Currently, air quality is sitting around 61 to 93 micrograms/cubic metre depending on the location.
“I know that’s challenging,” she said. “But it’s important. If not 25, we can at least start at 35 or 30.”
Need for legislation
The government, which dropped a plan to use sugar water that was supposed to “capture” the toxins, stands by its approach to the current air crisis.
“It’s going to work,” said Somjiak Nonthagaew, the director of Bangkok’s Fire and Rescue Department, on deploying drones and fire-fighting equipment to combat the smog.
“It should definitely help, but of course not 100 percent. We would have liked to do more, but we have limited options and resources. But we sprayed at six locations today, and we think it was a success,” added Nonthagaew, between shouting loud updates into his phone as the mist began to descend over the park.

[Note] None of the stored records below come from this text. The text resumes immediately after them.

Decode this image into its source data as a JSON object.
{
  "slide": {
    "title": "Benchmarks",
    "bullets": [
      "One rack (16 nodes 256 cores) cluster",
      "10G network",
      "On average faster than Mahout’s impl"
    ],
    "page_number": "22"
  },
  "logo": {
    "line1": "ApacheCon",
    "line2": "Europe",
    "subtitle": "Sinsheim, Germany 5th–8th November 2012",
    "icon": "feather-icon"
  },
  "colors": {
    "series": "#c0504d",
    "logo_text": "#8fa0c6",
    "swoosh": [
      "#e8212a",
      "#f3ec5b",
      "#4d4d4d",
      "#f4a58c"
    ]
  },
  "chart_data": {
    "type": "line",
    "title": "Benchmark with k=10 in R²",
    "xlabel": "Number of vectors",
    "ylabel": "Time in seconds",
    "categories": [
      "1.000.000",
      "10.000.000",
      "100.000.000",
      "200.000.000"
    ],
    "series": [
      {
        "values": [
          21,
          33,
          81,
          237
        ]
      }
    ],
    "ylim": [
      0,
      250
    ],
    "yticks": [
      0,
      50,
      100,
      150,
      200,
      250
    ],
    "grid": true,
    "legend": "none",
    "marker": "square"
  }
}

But Siwatt is not convinced.
He says Thailand needs to develop policies that would reduce the toxic compounds in the air, citing neighbouring countries such as Singapore and the Philippines. He’s also urging authorities to introduce a Clean Air Act, like the one the British government rolled out after the deadly 1952 London Smog, which blanketed the UK capital for several days.
Thai authorities say that the current smog should lift in a few days as a result of their tackling operations. According to Somjiak, they plan to deploy water cannons and drones until the air quality improves.
But without major changes, the smog is bound to return.
“It’s going to take a few years before we see any Clean Air Act laws,” Siwatt said. “And before thinking about the timeframe, we need to convince the government and all the future political parties to agree that Thailand really needs clean air.”